Auto Industry in limelight thanks to Presidential Debates
The bailout by the Obama administration of General Motors was a hot topic that divided the two presidential candidates at the presidential debate on Tuesday night. There were a wide variety of different issues discussed at the debate including foreign policy, the economy along with healthcare and the auto industry.
However, one of the hottest topics was the auto industry. Both incumbent President Barack Obama and his Republican challenger Mitt Romney discussed the bailout and could not be further apart as to their opinions on the subject.
The president was busy touting the rescue plan that was funded by the Treasury Department for both General Motors and Chrysler. Romney has long been opposed to the auto bailout.

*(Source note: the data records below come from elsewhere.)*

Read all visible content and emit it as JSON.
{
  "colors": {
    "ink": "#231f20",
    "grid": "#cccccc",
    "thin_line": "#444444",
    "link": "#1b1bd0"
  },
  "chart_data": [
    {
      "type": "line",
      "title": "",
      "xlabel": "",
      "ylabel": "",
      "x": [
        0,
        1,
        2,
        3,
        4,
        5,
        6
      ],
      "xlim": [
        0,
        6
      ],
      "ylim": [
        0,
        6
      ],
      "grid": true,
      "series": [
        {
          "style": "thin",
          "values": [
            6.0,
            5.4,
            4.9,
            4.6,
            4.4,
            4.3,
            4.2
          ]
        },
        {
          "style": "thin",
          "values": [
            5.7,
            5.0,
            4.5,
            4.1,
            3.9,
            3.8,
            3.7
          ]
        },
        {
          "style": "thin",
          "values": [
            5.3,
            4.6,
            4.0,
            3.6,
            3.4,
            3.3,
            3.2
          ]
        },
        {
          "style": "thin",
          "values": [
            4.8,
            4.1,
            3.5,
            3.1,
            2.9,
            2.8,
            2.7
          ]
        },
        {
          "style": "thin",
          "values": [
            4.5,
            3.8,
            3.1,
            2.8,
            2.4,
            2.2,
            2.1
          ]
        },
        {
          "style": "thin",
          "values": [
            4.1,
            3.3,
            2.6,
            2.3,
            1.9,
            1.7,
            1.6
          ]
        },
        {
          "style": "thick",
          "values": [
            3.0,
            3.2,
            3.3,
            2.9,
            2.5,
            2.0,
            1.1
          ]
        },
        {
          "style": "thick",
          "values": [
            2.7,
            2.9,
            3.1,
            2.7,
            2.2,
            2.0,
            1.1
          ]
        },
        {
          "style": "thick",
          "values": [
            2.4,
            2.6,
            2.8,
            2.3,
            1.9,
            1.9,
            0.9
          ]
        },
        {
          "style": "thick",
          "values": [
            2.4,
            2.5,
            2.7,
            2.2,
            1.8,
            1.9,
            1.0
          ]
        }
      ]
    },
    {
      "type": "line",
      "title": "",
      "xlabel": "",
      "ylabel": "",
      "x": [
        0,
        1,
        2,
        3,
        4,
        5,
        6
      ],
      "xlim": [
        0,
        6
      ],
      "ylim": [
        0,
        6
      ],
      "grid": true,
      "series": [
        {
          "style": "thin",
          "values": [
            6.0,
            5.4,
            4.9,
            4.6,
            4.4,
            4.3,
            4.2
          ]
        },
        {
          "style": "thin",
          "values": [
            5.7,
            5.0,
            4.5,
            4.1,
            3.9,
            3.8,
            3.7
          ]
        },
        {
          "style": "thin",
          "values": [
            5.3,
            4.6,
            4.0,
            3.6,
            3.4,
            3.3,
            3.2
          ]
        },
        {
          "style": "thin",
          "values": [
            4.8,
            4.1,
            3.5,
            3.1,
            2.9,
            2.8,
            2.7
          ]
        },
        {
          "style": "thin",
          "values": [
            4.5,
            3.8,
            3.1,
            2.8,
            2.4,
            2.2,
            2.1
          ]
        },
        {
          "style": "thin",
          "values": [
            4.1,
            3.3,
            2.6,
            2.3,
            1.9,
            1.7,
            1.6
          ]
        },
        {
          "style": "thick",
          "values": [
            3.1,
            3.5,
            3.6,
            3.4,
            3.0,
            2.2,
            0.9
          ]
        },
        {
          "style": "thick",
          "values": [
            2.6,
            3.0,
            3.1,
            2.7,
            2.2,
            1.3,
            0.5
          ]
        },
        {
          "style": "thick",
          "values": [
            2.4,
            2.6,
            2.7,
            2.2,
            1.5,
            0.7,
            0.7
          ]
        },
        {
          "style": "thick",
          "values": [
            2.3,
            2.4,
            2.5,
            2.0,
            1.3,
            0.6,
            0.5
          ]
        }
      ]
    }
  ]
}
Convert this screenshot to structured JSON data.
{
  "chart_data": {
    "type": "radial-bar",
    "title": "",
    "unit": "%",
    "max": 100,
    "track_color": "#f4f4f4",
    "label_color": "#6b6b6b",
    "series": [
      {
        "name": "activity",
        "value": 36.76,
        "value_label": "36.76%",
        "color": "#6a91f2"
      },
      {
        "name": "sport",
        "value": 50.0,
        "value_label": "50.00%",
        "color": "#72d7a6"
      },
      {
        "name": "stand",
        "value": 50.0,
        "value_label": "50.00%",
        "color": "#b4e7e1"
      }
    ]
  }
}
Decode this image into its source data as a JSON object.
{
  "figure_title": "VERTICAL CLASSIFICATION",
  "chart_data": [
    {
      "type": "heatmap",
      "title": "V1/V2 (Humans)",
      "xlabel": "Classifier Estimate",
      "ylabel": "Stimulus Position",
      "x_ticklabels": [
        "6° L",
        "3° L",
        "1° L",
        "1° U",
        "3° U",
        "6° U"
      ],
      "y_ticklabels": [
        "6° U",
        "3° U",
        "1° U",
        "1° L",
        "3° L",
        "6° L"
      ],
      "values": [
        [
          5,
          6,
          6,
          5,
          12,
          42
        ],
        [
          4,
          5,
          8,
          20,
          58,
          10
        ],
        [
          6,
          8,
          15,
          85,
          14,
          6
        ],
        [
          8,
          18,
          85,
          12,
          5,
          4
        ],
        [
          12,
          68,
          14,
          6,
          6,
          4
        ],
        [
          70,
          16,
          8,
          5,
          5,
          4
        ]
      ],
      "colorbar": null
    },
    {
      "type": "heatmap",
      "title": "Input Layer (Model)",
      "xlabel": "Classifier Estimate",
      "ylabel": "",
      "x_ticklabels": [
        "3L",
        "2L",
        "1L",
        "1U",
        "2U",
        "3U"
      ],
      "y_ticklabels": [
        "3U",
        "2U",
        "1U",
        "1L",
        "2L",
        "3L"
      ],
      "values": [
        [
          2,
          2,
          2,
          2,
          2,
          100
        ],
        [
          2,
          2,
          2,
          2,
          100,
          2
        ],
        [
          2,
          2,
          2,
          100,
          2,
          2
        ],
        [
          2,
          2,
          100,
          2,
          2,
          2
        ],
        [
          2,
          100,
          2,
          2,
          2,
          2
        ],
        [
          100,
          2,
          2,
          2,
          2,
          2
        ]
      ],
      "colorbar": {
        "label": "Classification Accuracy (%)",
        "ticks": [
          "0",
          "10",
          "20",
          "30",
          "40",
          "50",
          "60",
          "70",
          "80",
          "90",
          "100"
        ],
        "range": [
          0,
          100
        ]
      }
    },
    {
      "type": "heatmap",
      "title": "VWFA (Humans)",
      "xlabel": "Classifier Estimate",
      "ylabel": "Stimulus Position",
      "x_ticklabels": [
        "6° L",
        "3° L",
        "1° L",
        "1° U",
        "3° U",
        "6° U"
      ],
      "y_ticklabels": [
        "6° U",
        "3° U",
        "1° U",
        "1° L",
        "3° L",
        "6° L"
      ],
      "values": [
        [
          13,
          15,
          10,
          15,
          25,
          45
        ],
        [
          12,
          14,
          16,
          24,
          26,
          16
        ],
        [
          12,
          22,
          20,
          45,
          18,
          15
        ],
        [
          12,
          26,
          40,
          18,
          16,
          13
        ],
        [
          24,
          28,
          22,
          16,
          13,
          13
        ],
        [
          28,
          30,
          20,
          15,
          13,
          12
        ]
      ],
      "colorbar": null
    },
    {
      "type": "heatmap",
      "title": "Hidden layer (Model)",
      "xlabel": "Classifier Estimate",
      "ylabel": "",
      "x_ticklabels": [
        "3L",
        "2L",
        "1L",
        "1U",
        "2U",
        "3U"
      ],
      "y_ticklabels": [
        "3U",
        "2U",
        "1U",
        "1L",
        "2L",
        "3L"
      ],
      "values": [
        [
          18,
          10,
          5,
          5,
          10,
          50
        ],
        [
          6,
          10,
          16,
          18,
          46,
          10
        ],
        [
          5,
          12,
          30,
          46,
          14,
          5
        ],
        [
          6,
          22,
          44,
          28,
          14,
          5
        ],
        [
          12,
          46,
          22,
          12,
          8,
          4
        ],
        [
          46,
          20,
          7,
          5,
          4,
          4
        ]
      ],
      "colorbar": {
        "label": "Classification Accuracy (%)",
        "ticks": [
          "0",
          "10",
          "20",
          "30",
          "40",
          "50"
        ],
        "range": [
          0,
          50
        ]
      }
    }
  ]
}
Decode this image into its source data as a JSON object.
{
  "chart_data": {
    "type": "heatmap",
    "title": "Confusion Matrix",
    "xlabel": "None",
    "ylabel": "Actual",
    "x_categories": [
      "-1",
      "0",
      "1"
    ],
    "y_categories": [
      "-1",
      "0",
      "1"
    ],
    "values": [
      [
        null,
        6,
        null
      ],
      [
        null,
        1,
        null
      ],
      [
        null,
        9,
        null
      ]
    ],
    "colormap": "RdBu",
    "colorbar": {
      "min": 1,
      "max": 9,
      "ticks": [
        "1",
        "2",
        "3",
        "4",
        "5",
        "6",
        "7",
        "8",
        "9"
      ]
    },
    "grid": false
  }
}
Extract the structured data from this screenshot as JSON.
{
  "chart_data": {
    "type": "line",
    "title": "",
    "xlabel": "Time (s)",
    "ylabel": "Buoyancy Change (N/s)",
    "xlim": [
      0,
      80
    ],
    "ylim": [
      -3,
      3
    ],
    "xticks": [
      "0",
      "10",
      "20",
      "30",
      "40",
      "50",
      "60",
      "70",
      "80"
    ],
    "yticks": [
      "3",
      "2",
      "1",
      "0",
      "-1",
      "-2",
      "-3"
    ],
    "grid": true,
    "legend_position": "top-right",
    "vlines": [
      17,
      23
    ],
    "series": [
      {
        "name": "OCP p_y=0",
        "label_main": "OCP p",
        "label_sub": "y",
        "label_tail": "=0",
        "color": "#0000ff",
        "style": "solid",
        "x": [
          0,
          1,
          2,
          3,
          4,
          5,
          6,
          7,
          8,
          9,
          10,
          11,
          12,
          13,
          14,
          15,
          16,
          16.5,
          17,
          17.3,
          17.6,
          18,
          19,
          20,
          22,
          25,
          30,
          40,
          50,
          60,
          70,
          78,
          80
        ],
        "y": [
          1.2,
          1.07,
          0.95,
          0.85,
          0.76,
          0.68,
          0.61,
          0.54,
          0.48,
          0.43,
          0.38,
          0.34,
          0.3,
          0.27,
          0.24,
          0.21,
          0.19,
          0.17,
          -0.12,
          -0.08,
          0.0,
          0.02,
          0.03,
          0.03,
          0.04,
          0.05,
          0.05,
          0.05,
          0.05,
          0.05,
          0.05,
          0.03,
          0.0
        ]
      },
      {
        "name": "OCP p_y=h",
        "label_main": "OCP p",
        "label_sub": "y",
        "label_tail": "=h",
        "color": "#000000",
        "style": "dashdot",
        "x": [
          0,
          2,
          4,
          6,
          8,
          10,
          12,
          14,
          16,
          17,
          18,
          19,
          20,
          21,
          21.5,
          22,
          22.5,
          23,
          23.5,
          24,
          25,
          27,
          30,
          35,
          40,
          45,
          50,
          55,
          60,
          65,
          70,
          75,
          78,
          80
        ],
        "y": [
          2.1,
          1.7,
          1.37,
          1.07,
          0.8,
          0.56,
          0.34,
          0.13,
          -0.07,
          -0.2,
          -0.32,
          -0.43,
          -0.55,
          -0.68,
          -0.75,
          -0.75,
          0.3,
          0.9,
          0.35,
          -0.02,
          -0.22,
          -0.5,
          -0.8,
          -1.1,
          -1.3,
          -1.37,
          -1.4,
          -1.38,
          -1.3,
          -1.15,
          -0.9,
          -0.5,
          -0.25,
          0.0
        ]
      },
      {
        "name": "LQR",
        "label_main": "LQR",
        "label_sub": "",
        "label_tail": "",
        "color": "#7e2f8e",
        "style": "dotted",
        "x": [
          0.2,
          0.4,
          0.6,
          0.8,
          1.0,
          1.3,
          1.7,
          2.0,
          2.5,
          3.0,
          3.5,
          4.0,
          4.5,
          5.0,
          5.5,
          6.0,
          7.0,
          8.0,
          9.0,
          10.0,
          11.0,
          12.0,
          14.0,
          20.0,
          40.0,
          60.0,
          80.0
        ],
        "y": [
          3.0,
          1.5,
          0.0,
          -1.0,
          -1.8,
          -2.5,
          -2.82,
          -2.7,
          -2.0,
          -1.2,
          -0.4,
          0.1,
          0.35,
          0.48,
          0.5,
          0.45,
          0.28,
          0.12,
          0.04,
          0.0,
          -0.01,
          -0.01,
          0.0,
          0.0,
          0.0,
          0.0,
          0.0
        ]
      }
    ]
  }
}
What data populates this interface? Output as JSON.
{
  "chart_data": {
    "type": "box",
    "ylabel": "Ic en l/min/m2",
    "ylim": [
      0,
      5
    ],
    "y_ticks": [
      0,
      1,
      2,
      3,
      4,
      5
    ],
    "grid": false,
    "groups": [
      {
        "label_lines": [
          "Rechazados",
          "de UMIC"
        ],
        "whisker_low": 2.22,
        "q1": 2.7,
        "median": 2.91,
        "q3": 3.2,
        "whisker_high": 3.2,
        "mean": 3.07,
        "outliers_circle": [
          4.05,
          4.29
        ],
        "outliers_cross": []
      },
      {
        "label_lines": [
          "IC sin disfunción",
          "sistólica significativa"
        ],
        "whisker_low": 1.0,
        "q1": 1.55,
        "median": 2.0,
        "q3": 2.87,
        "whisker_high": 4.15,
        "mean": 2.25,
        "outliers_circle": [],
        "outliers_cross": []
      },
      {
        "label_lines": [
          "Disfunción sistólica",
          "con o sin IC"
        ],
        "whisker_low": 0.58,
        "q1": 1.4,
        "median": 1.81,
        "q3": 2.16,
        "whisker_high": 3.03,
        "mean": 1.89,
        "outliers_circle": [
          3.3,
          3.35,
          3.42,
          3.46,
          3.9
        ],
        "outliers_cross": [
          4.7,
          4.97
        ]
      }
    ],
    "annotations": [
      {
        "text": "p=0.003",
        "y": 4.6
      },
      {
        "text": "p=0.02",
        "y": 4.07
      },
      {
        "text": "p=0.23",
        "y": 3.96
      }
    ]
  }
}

While Romney at one point in time supported programs for clean energy, he has also spoken out against the low-interest government funded loan program used to help fund many automotive startups, battery makers and other green businesses. During the first debate in Denver, Romney mentioned a number of companies by name and labeled startups in California like Fisker Automotive and Tesla Motors as losers.
There remains little doubt that the Energy Department’ loan program has had its share of clunkers, such as Solyndra, which was given $527 million and then went bankrupt. Another company this week that had been helped by the program also filed for bankruptcy protection. However, the outcome could be better for A123 Systems, which is based in Massachusetts.
A123 produces lithium-ion batteries and was one of a number of once aspiring supplier that was stung by the much slower that thought increase in demand for electric vehicles. The company is not closing and has sold off some of its businesses, such as it automotive arm, to JCI, an automotive supplier.